Lack of Abortion Care Can Kill

Lack of Abortion Care Can Kill

by Terry Bellamak

One of the most transparently ludicrous claims anti-abortion types have made in recent years is that ‘abortion is never medically necessary.’

Tell that to Savita Halappanavar, who died of sepsis after being denied abortion care in Ireland. Tell it to Valentina Miluzzo, who died of sepsis after being denied abortion care in Italy. Tell it to Agnieska T and the other unnamed woman who died of sepsis after being denied abortion care in Poland.

None of them had to die. All of them had treatable medical conditions. But the treatment required the abortion of their planned, wanted pregnancies.

Restricting abortion care leads inevitably to pregnant people dying. When doctors risk imprisonment for allowing an abortion, they are incentivised to wait until the patient is close to death so that authorities don’t challenge their decision. 

But even less stringent restrictions can put pregnant people in danger when abortion is so stigmatised that no one dares talk about it.
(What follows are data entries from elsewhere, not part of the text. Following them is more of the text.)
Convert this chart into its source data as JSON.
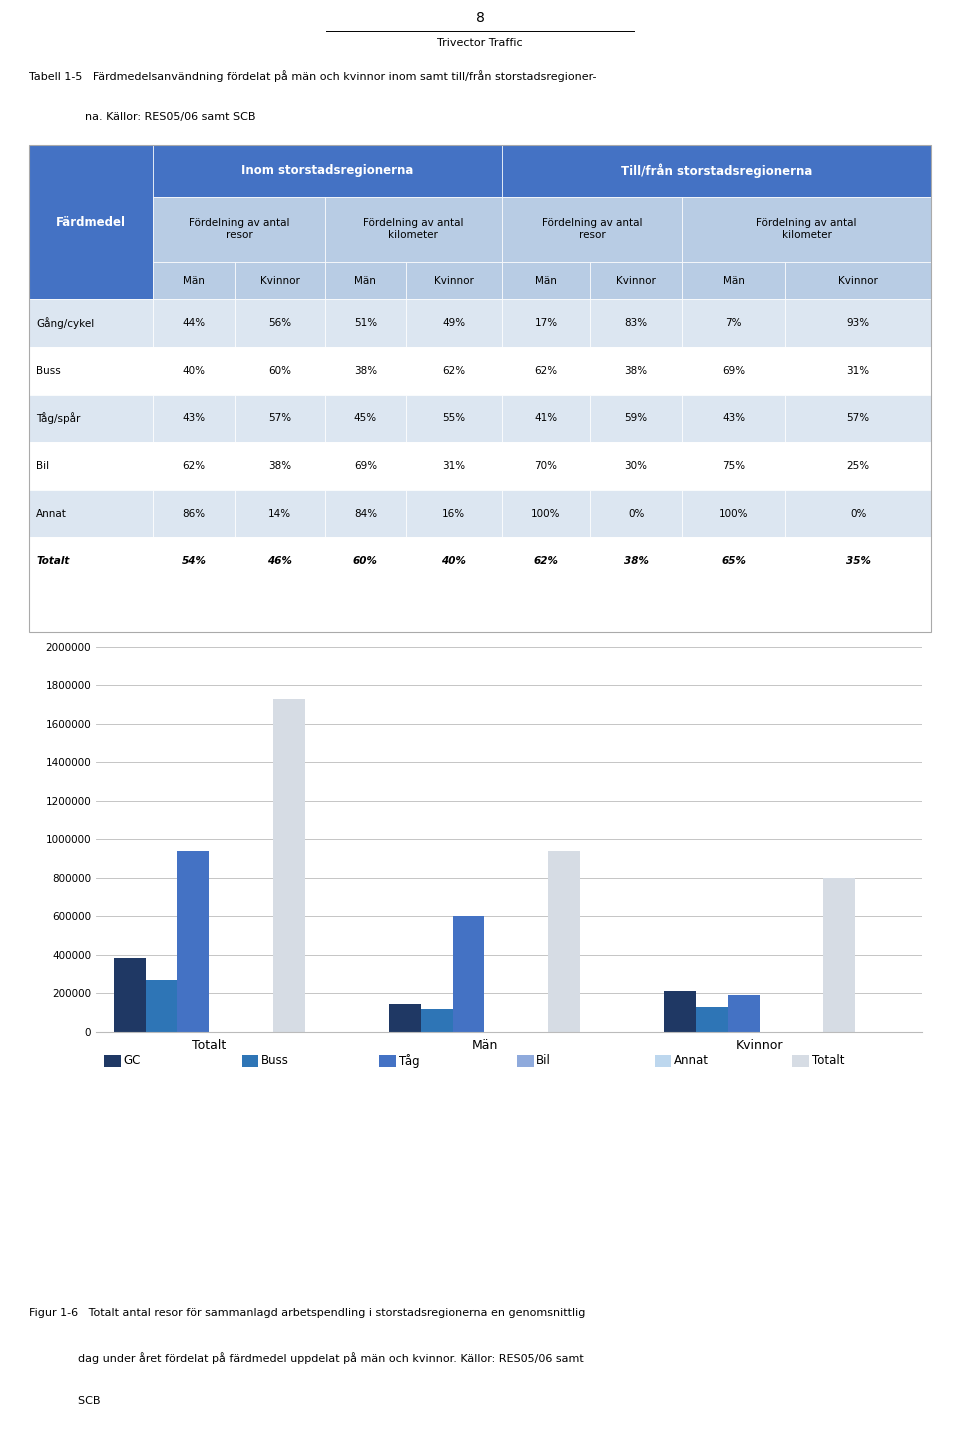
{
  "page_number": "8",
  "page_footer": "Trivector Traffic",
  "table_caption_line1": "Tabell 1-5   Färdmedelsanvändning fördelat på män och kvinnor inom samt till/från storstadsregioner-",
  "table_caption_line2": "                na. Källor: RES05/06 samt SCB",
  "table_rows": [
    [
      "Gång/cykel",
      "44%",
      "56%",
      "51%",
      "49%",
      "17%",
      "83%",
      "7%",
      "93%"
    ],
    [
      "Buss",
      "40%",
      "60%",
      "38%",
      "62%",
      "62%",
      "38%",
      "69%",
      "31%"
    ],
    [
      "Tåg/spår",
      "43%",
      "57%",
      "45%",
      "55%",
      "41%",
      "59%",
      "43%",
      "57%"
    ],
    [
      "Bil",
      "62%",
      "38%",
      "69%",
      "31%",
      "70%",
      "30%",
      "75%",
      "25%"
    ],
    [
      "Annat",
      "86%",
      "14%",
      "84%",
      "16%",
      "100%",
      "0%",
      "100%",
      "0%"
    ],
    [
      "Totalt",
      "54%",
      "46%",
      "60%",
      "40%",
      "62%",
      "38%",
      "65%",
      "35%"
    ]
  ],
  "header_bg_color": "#4472C4",
  "subheader_bg_color": "#B8CCE4",
  "alt_row_bg": "#DCE6F1",
  "white_row_bg": "#FFFFFF",
  "bar_groups": [
    "Totalt",
    "Män",
    "Kvinnor"
  ],
  "bar_categories": [
    "GC",
    "Buss",
    "Tåg",
    "Bil",
    "Annat",
    "Totalt"
  ],
  "bar_colors": [
    "#1F3864",
    "#2E75B6",
    "#4472C4",
    "#8FAADC",
    "#BDD7EE",
    "#D6DCE4"
  ],
  "bar_data": {
    "Totalt": [
      380000,
      270000,
      940000,
      0,
      0,
      1730000
    ],
    "Män": [
      145000,
      120000,
      600000,
      0,
      0,
      940000
    ],
    "Kvinnor": [
      210000,
      130000,
      190000,
      0,
      0,
      800000
    ]
  },
  "y_max": 2000000,
  "y_ticks": [
    0,
    200000,
    400000,
    600000,
    800000,
    1000000,
    1200000,
    1400000,
    1600000,
    1800000,
    2000000
  ],
  "fig_caption_line1": "Figur 1-6   Totalt antal resor för sammanlagd arbetspendling i storstadsregionerna en genomsnittlig",
  "fig_caption_line2": "              dag under året fördelat på färdmedel uppdelat på män och kvinnor. Källor: RES05/06 samt",
  "fig_caption_line3": "              SCB"
}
Few people know about it, but New Zealand has had its own experience with unnecessary death for lack of a termination.

Back in 2006, before our abortion law was reformed, the Health and Disability Commissioner (‘HDC’) commenced an investigation into the death of Ms B in 2004.

Ms B had a heart condition called aortic stenosis. This means her blood flow from her heart to her body’s main artery, the aorta, was partially blocked. She had an aortic valve replacement in 1997, and recovered. In 1999 Ms B gave birth to a son.
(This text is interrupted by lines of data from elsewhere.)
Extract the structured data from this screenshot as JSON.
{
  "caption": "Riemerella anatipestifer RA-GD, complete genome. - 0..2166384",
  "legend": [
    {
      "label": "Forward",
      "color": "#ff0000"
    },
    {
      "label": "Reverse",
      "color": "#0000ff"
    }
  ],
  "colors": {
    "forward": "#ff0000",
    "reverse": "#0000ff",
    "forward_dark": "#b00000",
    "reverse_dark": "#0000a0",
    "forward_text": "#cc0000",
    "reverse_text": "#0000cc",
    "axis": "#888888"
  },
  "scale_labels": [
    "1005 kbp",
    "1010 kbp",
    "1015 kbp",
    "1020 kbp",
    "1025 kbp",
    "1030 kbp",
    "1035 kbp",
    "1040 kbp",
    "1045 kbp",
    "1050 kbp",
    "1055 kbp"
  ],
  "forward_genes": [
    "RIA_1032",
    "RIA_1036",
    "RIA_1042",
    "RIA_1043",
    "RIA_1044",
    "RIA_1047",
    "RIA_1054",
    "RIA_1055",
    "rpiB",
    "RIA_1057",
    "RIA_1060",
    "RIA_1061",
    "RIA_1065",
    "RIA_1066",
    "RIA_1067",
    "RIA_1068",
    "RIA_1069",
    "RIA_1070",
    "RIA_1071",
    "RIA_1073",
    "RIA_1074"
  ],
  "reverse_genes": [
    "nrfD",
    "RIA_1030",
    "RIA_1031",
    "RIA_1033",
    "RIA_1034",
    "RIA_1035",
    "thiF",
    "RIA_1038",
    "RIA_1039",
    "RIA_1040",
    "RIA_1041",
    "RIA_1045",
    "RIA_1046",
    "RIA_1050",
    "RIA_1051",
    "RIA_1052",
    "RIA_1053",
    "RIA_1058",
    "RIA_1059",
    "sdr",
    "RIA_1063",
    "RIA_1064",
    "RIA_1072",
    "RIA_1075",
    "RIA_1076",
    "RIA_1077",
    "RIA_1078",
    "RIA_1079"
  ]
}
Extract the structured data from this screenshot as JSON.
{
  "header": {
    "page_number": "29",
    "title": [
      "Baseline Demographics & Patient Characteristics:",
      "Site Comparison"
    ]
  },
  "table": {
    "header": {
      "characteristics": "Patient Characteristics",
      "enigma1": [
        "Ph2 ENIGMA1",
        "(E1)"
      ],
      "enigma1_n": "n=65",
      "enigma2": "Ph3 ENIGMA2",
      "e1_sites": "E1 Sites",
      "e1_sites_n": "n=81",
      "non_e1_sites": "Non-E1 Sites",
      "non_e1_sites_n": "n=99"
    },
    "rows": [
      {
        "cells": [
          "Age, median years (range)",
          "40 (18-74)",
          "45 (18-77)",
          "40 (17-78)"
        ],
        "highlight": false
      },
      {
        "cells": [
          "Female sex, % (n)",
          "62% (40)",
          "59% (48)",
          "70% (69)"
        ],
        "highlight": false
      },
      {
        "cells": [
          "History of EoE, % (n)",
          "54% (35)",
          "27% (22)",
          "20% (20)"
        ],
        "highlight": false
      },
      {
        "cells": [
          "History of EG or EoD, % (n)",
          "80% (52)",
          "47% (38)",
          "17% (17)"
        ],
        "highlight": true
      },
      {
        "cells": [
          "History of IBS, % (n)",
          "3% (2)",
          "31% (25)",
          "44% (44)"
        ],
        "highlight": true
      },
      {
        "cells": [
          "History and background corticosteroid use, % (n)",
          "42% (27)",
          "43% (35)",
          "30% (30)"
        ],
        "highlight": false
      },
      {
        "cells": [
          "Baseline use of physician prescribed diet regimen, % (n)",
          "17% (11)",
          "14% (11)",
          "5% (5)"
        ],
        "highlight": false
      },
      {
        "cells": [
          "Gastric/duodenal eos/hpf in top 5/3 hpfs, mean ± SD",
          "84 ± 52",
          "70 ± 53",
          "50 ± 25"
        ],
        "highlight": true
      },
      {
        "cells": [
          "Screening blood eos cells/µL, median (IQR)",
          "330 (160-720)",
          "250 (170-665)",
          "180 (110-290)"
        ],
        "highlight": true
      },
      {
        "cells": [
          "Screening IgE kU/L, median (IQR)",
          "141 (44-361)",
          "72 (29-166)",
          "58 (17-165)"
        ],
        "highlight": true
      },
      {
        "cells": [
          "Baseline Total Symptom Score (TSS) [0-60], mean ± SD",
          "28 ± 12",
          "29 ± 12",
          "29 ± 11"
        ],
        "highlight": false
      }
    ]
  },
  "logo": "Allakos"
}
In 2004, after seeking advice from her cardiologist and receiving the all clear, Ms B again became pregnant.

Twenty weeks into her pregnancy, Ms B’s aortic stenosis returned. When she heard the news, Ms B became tearful and said she wished she could terminate the pregnancy, but didn’t think it was possible so late in her pregnancy.

In reality, termination of Ms B’s pregnancy would have been approved almost instantly had she been able to put the question to certifying consultants. Under the Crimes Act 1961 in force at the time, termination after 20 weeks was legal to ‘save the life of the woman or girl or to prevent serious permanent injury to her physical or mental health.’
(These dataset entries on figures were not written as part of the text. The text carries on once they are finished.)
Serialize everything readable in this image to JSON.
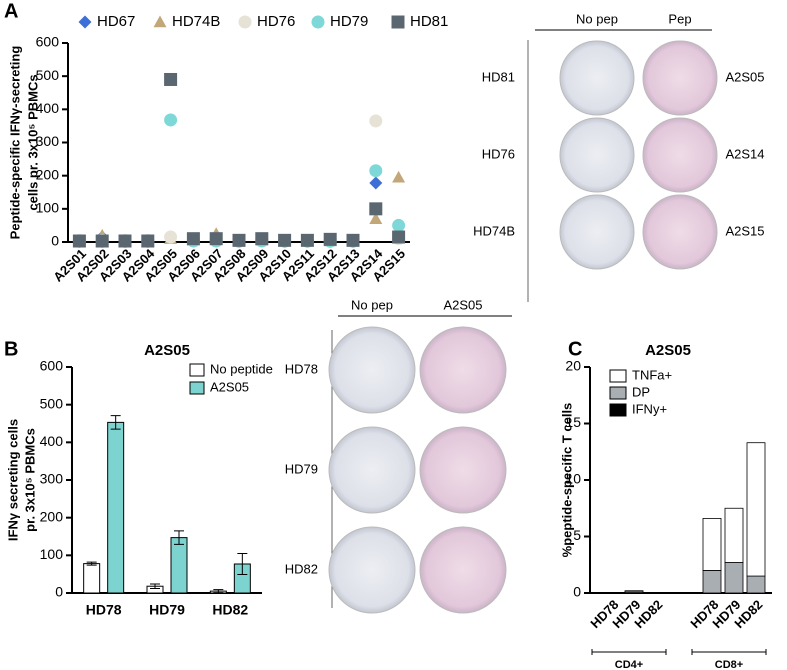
{
  "panel_labels": [
    "A",
    "B",
    "C"
  ],
  "elispot": [
    {
      "columns": [
        "No pep",
        "Pep"
      ],
      "rows": [
        {
          "left": "HD81",
          "right": "A2S05"
        },
        {
          "left": "HD76",
          "right": "A2S14"
        },
        {
          "left": "HD74B",
          "right": "A2S15"
        }
      ]
    },
    {
      "columns": [
        "No pep",
        "A2S05"
      ],
      "rows": [
        {
          "left": "HD78"
        },
        {
          "left": "HD79"
        },
        {
          "left": "HD82"
        }
      ]
    }
  ],
  "chart_data": [
    {
      "type": "scatter",
      "ylabel": [
        "Peptide-specific IFNγ-secreting",
        "cells pr. 3x10⁵ PBMCs"
      ],
      "categories": [
        "A2S01",
        "A2S02",
        "A2S03",
        "A2S04",
        "A2S05",
        "A2S06",
        "A2S07",
        "A2S08",
        "A2S09",
        "A2S10",
        "A2S11",
        "A2S12",
        "A2S13",
        "A2S14",
        "A2S15"
      ],
      "series": [
        {
          "name": "HD67",
          "color": "#3d6fd6",
          "marker": "diamond",
          "values": [
            2,
            15,
            2,
            2,
            15,
            3,
            3,
            2,
            3,
            2,
            2,
            2,
            2,
            178,
            20
          ]
        },
        {
          "name": "HD74B",
          "color": "#c2a878",
          "marker": "triangle",
          "values": [
            3,
            20,
            3,
            3,
            10,
            5,
            25,
            3,
            5,
            3,
            3,
            3,
            3,
            70,
            195
          ]
        },
        {
          "name": "HD76",
          "color": "#e6e2d6",
          "marker": "circle",
          "values": [
            5,
            5,
            5,
            5,
            15,
            8,
            8,
            5,
            8,
            5,
            5,
            5,
            5,
            365,
            10
          ]
        },
        {
          "name": "HD79",
          "color": "#7fd8d8",
          "marker": "circle",
          "values": [
            2,
            2,
            2,
            2,
            368,
            3,
            3,
            2,
            3,
            2,
            2,
            2,
            2,
            215,
            50
          ]
        },
        {
          "name": "HD81",
          "color": "#5b6770",
          "marker": "square",
          "values": [
            3,
            3,
            3,
            3,
            490,
            10,
            10,
            5,
            10,
            5,
            5,
            8,
            5,
            100,
            15
          ]
        }
      ],
      "ylim": [
        0,
        600
      ],
      "yticks": [
        0,
        100,
        200,
        300,
        400,
        500,
        600
      ]
    },
    {
      "type": "bar",
      "title": "A2S05",
      "ylabel": [
        "IFNγ secreting cells",
        "pr. 3x10⁵ PBMCs"
      ],
      "categories": [
        "HD78",
        "HD79",
        "HD82"
      ],
      "series": [
        {
          "name": "No peptide",
          "color": "#ffffff",
          "values": [
            78,
            18,
            5
          ],
          "errors": [
            4,
            6,
            4
          ]
        },
        {
          "name": "A2S05",
          "color": "#7dd3d0",
          "values": [
            453,
            147,
            77
          ],
          "errors": [
            18,
            18,
            28
          ]
        }
      ],
      "ylim": [
        0,
        600
      ],
      "yticks": [
        0,
        100,
        200,
        300,
        400,
        500,
        600
      ]
    },
    {
      "type": "stacked_bar",
      "title": "A2S05",
      "ylabel": [
        "%peptide-specific T cells"
      ],
      "categories": [
        "HD78",
        "HD79",
        "HD82",
        "HD78",
        "HD79",
        "HD82"
      ],
      "group_labels": [
        "CD4+",
        "CD8+"
      ],
      "series": [
        {
          "name": "IFNy+",
          "color": "#000000",
          "values": [
            0,
            0,
            0,
            0,
            0,
            0
          ]
        },
        {
          "name": "DP",
          "color": "#a9aeb2",
          "values": [
            0,
            0.1,
            0,
            2,
            2.7,
            1.5
          ]
        },
        {
          "name": "TNFa+",
          "color": "#ffffff",
          "values": [
            0,
            0.1,
            0,
            4.6,
            4.8,
            11.8
          ]
        }
      ],
      "ylim": [
        0,
        20
      ],
      "yticks": [
        0,
        5,
        10,
        15,
        20
      ]
    }
  ]
}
But none of the doctors involved with Ms B’s care, nor her midwife, were prepared to discuss abortion with her. The HDC report refers to their actions as ‘delicately side-stepping an awkward issue.’ Given the clarity with which Ms B expressed her desire that medical staff not ‘ me be a baby incubator and then letting me die,’ it could also be characterised as obstruction.

Ms B was hospitalised. A termination followed by valve replacement surgery could have saved her life, even at this point. But her medical team insisted she continue the pregnancy. In the end, her condition deteriorated rapidly, and both she and her baby died during emergency surgery.

What killed Ms B?

Was it the silence around abortion that made ignorance of the law (and how certifying consultants applied it) so typical? Was it a kind of preciousness on the part of Ms B’s cardiologist, obstetrician, and midwife that would not let them acknowledge Ms B’s concerns for her own life? Were they full-blown conscientious objectors? Or did their moral or professional arrogance obscure the enormity of letting a woman die in the hope of saving a foetus?

It seems clear that the reason Ms B’s medical team did not listen to her was that she was talking about abortion. If abortion had been treated as normal health care, not covered in arcane legal restrictions and sexist shame, then Ms B and her family could have pushed back more effectively. Her medical team’s indifference to Ms B’s wishes could have received appropriate condemnation well before it turned up in an HDC report.

It seems clear to me that what killed Ms B was abortion stigma.

Nowadays, after law reform, a case like this is unlikely to happen. This is not only because we have a new law, but also because the debate around law reform put a big dent in abortion stigma, and established abortion as health care that people have a right to. But as long as abortion remains ‘controversial’, the battle is not over.